A conseqüência é que as pessoas começaram a prestar atenção a isso e diversas iniciativas de proteção ao meio ambiente e à saúde humana ganharam força, recentemente. Governos de todo o mundo estão adotando regulamentação para reduzir os resíduos e um número crescente de melhoras industriais vem surgindo a cada dia.

No Brasil, o problema não é menor que nos outros países, inclusive, porque, por exemplo, a reciclagem de pilhas e baterias é mínima.


Na próxima página, veremos o que exatamente o lixo eletrônico contém que o torna tão perigoso.

Fonte: http://ambiente.hsw.uol.com.br/lixo-eletronico.htm

Faça sua parte


Cada pessoa pode tomar atitudes para enfrentar esse problema causado pelo lixo eletrônico. Um comportamento adequado é prestar mais atenção ao conceito mundial dos “três erres”: Reduzir, Reutilizar, Reciclar. Reduzir significa consumir menos e melhor, como comprar produtos que a embalagem possa ser reciclada. Reutilizar compreende na atividade como a doação de roupas, brinquedos e eletroeletrônicos que ainda possam ser usados por outras pessoas. Reciclar é reaproveitar certos materiais, como vidros plásticos, metais e papel.
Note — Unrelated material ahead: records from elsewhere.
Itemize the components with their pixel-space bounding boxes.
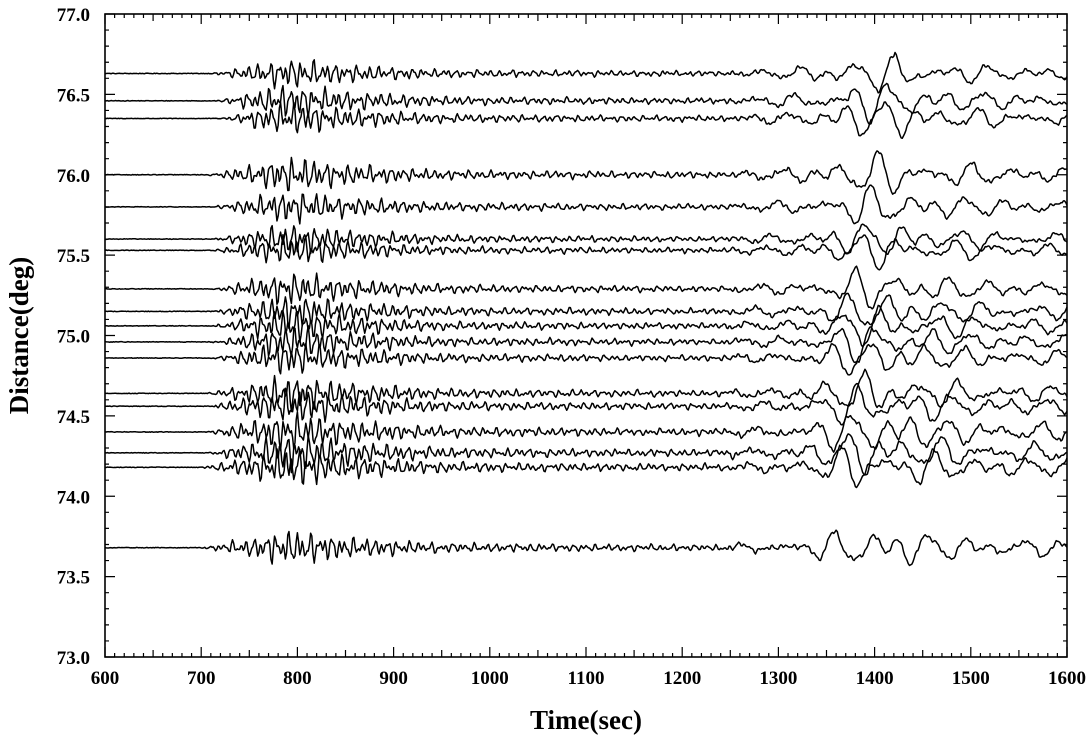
tick-marks xyxy=(104,13,1068,658)
y-tick-label: 75.0 xyxy=(57,327,90,348)
plot-frame xyxy=(104,13,1068,658)
seismogram-trace xyxy=(104,368,1068,413)
y-tick-label: 76.0 xyxy=(57,166,90,187)
trace-group xyxy=(104,51,1068,567)
seismogram-trace xyxy=(104,234,1068,271)
seismogram-trace xyxy=(104,292,1068,330)
seismogram-trace xyxy=(104,304,1068,348)
seismogram-trace xyxy=(104,150,1068,195)
x-tick-label: 1200 xyxy=(663,668,701,689)
y-tick-label: 74.5 xyxy=(57,407,90,428)
x-axis-title: Time(sec) xyxy=(530,705,642,735)
seismogram-trace xyxy=(104,101,1068,140)
y-axis-title: Distance(deg) xyxy=(4,257,34,414)
seismogram-trace xyxy=(104,265,1068,310)
seismogram-trace xyxy=(104,444,1068,489)
axis-ticks xyxy=(104,13,1068,658)
seismogram-trace xyxy=(104,410,1068,453)
x-tick-label: 1300 xyxy=(759,668,797,689)
y-tick-label: 75.5 xyxy=(57,246,90,267)
x-tick-label: 700 xyxy=(187,668,216,689)
y-tick-label: 77.0 xyxy=(57,5,90,26)
seismogram-trace xyxy=(104,324,1068,364)
x-tick-label: 1400 xyxy=(856,668,894,689)
seismogram-trace xyxy=(104,433,1068,476)
seismogram-trace xyxy=(104,382,1068,426)
y-tick-label: 76.5 xyxy=(57,85,90,106)
seismogram-trace xyxy=(104,82,1068,125)
seismogram-trace xyxy=(104,184,1068,225)
x-tick-label: 800 xyxy=(283,668,312,689)
y-tick-label: 73.0 xyxy=(57,648,90,669)
x-tick-label: 900 xyxy=(379,668,408,689)
x-tick-label: 600 xyxy=(91,668,120,689)
y-tick-labels: 73.0 73.5 74.0 74.5 75.0 75.5 76.0 76.5 77.0 xyxy=(57,5,90,669)
seismogram-trace xyxy=(104,342,1068,376)
seismogram-trace xyxy=(104,223,1068,256)
seismogram-trace xyxy=(104,529,1068,567)
x-tick-labels: 600 700 800 900 1000 1100 1200 1300 1400 1500 1600 xyxy=(91,668,1086,689)
x-tick-label: 1000 xyxy=(471,668,509,689)
x-tick-label: 1600 xyxy=(1048,668,1086,689)
x-tick-label: 1100 xyxy=(568,668,605,689)
x-tick-label: 1500 xyxy=(952,668,990,689)
seismogram-trace xyxy=(104,51,1068,94)
y-tick-label: 74.0 xyxy=(57,487,90,508)
y-tick-label: 73.5 xyxy=(57,568,90,589)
terça-feira, 10 de novembro de 2009

O lixo eletrônico

Atualmente o lixo eletrônico tem sido um terrivel vilão não só para a saúde do homem como também para o meio ambiente devido seus componentes, sendo muitos deles cancerígenos; como por exemplo: arsênio, cádmio, chumbo, manganês, etc.
Quando descartados incorretamente seus componentes acabam poluindo o ar, o lençol freático dentre outros.
Um exemplo é os danos causados pelo arsênio, que atinge o sistema respiratório causando insuficiência pulmonar, traqueobronquite, tosse crônica e fibrose intersticial difusa, atingindo também o sistema hematopoiético causando leucopenia, hemólise intravascular e anemia carcinogenicidade.
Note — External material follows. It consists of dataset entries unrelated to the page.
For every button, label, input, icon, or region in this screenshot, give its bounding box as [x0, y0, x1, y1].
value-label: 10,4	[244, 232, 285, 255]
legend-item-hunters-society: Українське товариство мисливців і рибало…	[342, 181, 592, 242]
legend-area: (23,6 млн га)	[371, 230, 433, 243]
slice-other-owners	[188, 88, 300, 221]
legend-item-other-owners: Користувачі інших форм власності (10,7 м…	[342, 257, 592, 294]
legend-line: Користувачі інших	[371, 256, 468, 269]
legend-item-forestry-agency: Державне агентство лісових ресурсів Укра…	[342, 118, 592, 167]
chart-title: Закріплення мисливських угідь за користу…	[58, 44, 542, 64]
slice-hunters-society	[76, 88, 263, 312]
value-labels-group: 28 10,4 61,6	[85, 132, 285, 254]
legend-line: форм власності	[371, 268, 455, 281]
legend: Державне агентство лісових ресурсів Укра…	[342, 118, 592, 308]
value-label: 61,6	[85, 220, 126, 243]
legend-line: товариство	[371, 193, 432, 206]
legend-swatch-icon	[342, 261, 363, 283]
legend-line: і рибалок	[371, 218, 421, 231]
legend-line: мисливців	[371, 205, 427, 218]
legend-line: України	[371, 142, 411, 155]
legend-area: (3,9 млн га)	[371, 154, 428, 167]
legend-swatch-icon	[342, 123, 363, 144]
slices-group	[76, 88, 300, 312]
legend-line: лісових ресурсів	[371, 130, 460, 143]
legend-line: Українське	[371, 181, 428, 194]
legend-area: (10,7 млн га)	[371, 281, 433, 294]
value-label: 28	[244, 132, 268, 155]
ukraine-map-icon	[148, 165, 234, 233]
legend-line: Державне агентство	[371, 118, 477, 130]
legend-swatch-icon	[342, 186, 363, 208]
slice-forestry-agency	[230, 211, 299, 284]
terça-feira, 3 de novembro de 2009

Lixo Eletrônico

Lixo eletrônico, é o nome dado aos resíduos resultantes da rápida obsolescência de equipamentos eletrônicos (o que inclui televisores, telemóveis, computadores, geladeiras e outros dispositivos).
Tais resíduos, descartados em lixões, constituem-se num sério risco para o meio ambiente, pois possuem em sua composição metais pesados altamente tóxicos, tais como mercúrio, cádmio, berílio e chumbo Em contato com o solo, estes produtos contaminam o lençol freático; se queimados, poluem o ar. Além disso, causam doenças graves em catadores que sobrevivem da venda de materiais coletados nos lixões.